The camp had no name, only a letter and a number.
Sunlight spilled over the plain of flat white salt pans. Remnants of an ancient sea, long dried up. The guard escorted her out early, before the heat of the day. Through parallel lines of rusty barbed wire, to the small plot. A shovel had already been struck into the earth. The body laid beside it, wrapped in a biodegradable bag. Waiting.
This was their reward for cooperation and good behavior. She remembered the hunger strikes, the riots. The croaking sermons of the elders as they led the congregation in song. The bloody reprisals from the guards. Then, a relenting; an accommodation. It was the least they could do. Within limits.
She took the shovel and began to dig. The guard kept watch, well out of range, his weapon trained on her.
The night they had left Innsmouth had been fire and terror. She had only been about four years old, but she had the Look. The government men had herded her into the trucks with the others. From trucks to railroad cars. There had been jail cells, temporary prisons. Then the camp - the barbed wire had been shiny and new then, glinting in the desert sun.

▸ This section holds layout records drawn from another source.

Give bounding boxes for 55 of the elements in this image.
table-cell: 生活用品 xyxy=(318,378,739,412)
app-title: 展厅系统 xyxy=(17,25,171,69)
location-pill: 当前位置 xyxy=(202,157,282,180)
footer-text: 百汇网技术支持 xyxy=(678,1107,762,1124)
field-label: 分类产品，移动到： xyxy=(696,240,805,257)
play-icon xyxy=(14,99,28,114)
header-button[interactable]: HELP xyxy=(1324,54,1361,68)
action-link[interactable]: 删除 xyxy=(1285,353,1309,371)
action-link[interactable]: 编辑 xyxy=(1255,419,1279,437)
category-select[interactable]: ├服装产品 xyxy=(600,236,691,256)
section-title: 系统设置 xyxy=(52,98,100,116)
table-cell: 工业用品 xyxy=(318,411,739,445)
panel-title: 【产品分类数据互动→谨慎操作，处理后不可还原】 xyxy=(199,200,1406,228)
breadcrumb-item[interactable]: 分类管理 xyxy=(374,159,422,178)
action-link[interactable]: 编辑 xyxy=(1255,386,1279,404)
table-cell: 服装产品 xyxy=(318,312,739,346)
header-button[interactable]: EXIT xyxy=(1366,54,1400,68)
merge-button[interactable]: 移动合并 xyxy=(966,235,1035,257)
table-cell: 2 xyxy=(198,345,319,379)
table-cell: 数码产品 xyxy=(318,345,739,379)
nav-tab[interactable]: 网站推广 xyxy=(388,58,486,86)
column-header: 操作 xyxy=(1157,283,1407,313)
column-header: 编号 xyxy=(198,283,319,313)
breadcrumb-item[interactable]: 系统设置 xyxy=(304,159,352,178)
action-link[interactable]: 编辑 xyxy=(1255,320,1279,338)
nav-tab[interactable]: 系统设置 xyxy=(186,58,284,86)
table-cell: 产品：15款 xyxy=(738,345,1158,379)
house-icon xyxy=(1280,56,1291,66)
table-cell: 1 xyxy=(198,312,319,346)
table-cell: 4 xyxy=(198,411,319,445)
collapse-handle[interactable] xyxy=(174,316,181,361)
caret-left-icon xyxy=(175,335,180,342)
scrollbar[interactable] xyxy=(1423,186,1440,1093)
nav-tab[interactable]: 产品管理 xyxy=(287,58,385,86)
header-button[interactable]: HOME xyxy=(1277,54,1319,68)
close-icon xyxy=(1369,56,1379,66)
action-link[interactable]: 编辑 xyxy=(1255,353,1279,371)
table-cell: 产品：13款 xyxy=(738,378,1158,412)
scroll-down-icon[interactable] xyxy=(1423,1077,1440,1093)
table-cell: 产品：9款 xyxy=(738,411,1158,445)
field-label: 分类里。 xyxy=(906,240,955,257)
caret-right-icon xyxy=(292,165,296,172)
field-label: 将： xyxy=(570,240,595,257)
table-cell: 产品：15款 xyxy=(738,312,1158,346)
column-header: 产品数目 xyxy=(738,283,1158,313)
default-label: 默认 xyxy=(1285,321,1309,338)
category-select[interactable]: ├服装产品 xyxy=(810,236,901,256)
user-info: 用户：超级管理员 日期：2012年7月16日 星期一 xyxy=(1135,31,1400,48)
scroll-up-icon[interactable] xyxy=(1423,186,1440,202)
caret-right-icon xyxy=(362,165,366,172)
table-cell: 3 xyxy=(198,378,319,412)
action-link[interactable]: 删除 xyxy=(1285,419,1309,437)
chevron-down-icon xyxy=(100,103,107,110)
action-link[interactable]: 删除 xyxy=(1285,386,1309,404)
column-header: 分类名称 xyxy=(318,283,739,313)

Sometimes she thought back, to the last time she had been immersed in water. As natural to her as breathing. Never again. Even the showers were on a timer, since the elders had tried a trick of conserving it. They had planned to give the children a bath, a baptism. But that wasn't allowed.
She had seen how afraid they were of them, then. In those eyes, behind those guns.
Prison life had become almost all she'd known. There were fights. Arguments. Bullies, and those who couldn't control themselves. A segregation by genders - they didn't want any babies. Endless medical examinations. No privacy, inside or out. Her cousin Emmy had been the only other female, these last few years, and she had gone inside of herself. Lost in memories. Talking about wanting to taste brine again. It had been almost a blessing, when she bit off her own tongue. Then it was just herself.
She had seen the men dwindle too. Counted the graves, every time she was called on to dig one. Now, she figured, she must be the last. There would be no-one left to bury her.
Outside in the exercise yard, she noted there were fewer guards. Maintenance had let things lapse. As if with fresh eyes, she saw the general decay of the camp, now.
It took, until noon to dig the grave. Clouds scattered over the desert, to block the worst of the sunlight, and the air felt heavy. She mumbled what she remembered of the old prayers - the elders had been insistent that the children learn. Just in case.
Arms weary, she let the shovel fall. Turned to lift the bodybag. Webbed hands grasped under where the shoulders should be, hefted - it was like lifting a bag of rocks. She looked towards the guard - and any request she might have had for help died before she spoke it. So she looked up into the sky and sang.
The rain drops were warm and greasy. It was a sun shower, no more than a few minutes. Yet she loved the feel of it on her skin. The way it made the new turned earth smell wet and fresh. It gave her the strength to push the bag into the hole.
"This is all I can do for you," she said aloud. "That was is left of you may rest amid the bones of this ancient sea. You are among kin here..." she choked. "Hydra Mother. The world is harsh. The spawn of your loins do not all survive to that great change. May the seas wash over us and cover us, and with strange aeons..."
She heard the guard move behind her. The cycling of the bullet into the chamber.
"What will you do," she said, loud enough for him to hear. "When the last of Innsmouth is dead?"
Two shots rang out, in quick succession. The body fell into the open grave, on top of the other corpse.